Apart from this one, there are references to
- l'hopital de la Trinite, founded during the reign of Philippe-Auguste, which is at at the corner of rue Saint-Denis and rue Grenata. It was used as a shelter for travellers and pilgrims.
We learn from the book "Les hôpitaux et la Charité à Paris au XIIIe siècle" by D Louis Mackay (1923) that "la Trinite from 1210 was serviced by the religious quarter. We note that the hospitals were protected from the risk of overcrowding by idle persons. There was a fixed maximum and this figure could not be exceeded. Perhaps one of the secrets of the success of the personnel in these hospitals is found in the confidence they gave to the public, which was assured that alms would be used for the poor and not to maintain a group of idlers."
- l'hôpital Sainte-Catherine, cited in "L'histoire physique, civile et morale de Paris depuis les premiers temps historiques jusqu'à nos jours" (The physical, civil and moral history of Paris from earliest times to the present) by J A Dulaure (1823):
"situed in rue Saint-Denis on the southern corner of rue des Lombards, founded in 1184, its original name was l'Hocirc;pital des Pauvres de Sainte-Opportune and it was run by friars. A papal bull of Pope Honore III dated 17 January 1222 placed this hospital under the protection of la Maison-Dieu-Sainte Catherine. The friars were joined by sisters and this association existed from the 14th century and lasted up until the 16th century."
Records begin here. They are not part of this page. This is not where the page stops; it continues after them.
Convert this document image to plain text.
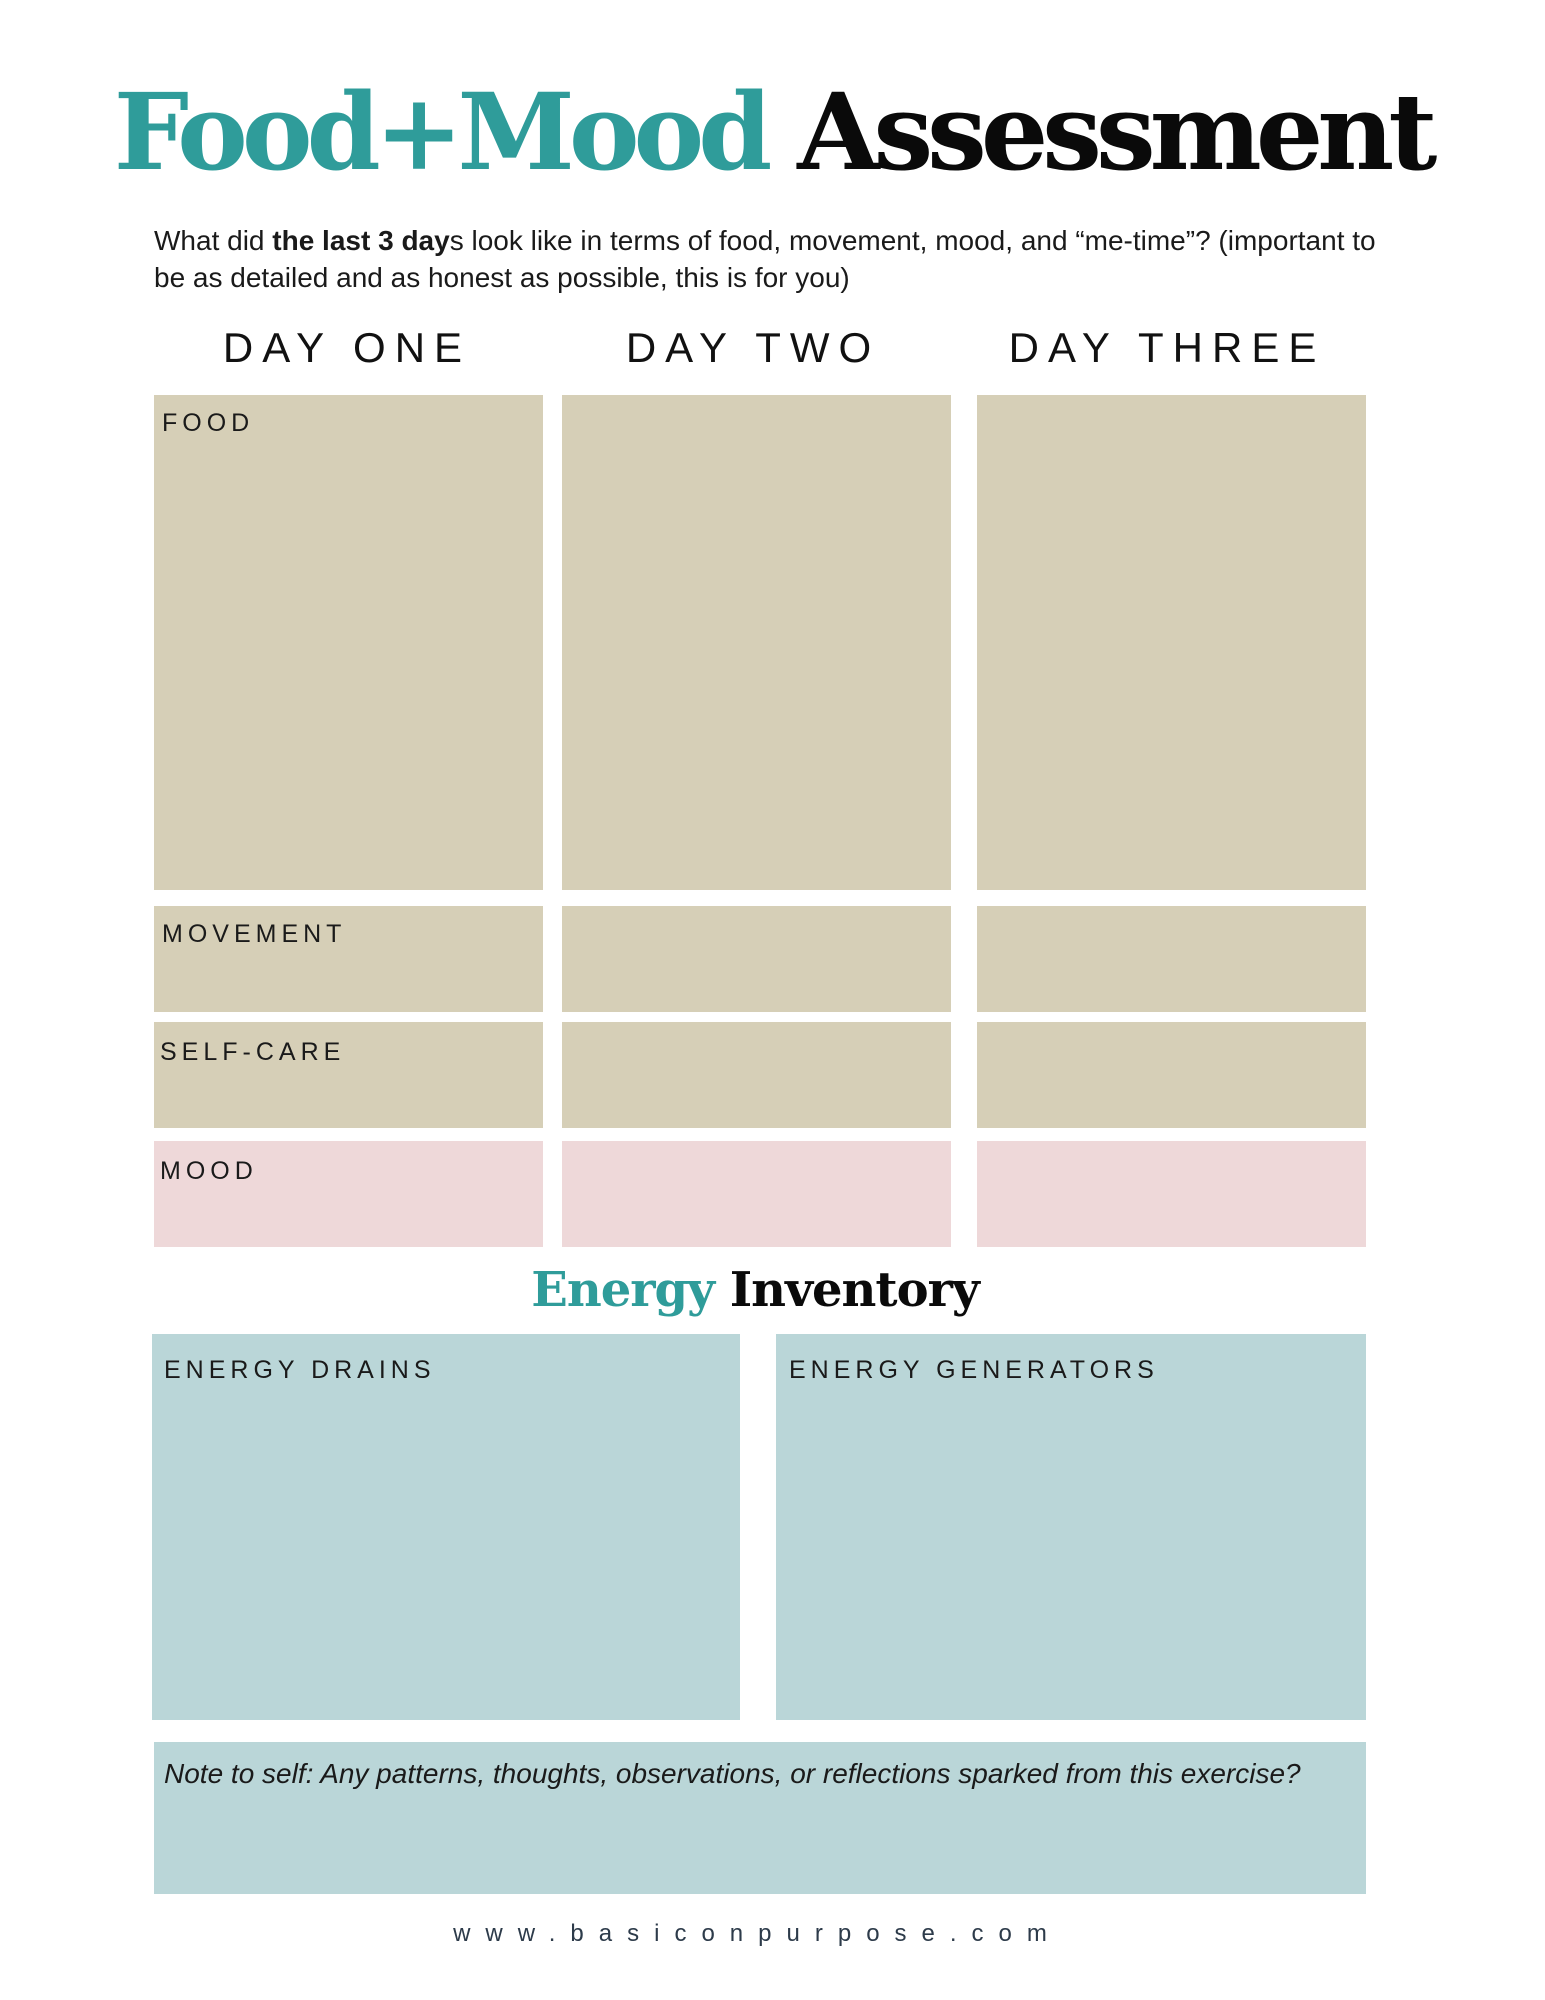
Food+Mood Assessment
What did the last 3 days look like in terms of food, movement, mood, and “me-time”? (important to be as detailed and as honest as possible, this is for you)
DAY ONE	DAY TWO	DAY THREE
FOOD
MOVEMENT
SELF-CARE
MOOD
Energy Inventory
ENERGY DRAINS	ENERGY GENERATORS
Note to self: Any patterns, thoughts, observations, or reflections sparked from this exercise?
www.basiconpurpose.com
- L'Hotel-Dieu: there are many legends giving different origins for this hospital which has had a great influence on the city of Paris throughout history. It could be that it dates from druid times or it could be be that it originates from the time of Emperor Julien II. It seems most likely that Saint-Landry, the twenty eighth bishop of Paris, was responsible for the founding of the hospital. D Louis Mackay tells us this about it:
"Saint Landry is especially well known in history as a benefactor, who gave of his income and even sold precious objects from his cathedral for the relief of sick poor people. Similarly, we are told that he established l'hopital de Saint-Christophe near the cathedral for the needy to be received, (...) The foundation date varies according to the author recounting the story, but all are in the period between 600 and 651 (...) The earliest document about l'hopital de Saint-Christophe is a charter of Bishop Inchade dated 829. (...) Suffice it to say here that, there's no doubt that this hospital is the same one that we know by the name of "Hotel-Dieu" (Domus Dei). This name was used for the first time in an official document of King Louis VII in 1157. Up to the middle of the 13th century we can find 3 names for this building: hopital Saint-Christophe, hopital de Notre-Dame, and Hotel-Dieu. It's this hospital (... that) has played a major or a minor role in the lives of many people from all classes of society."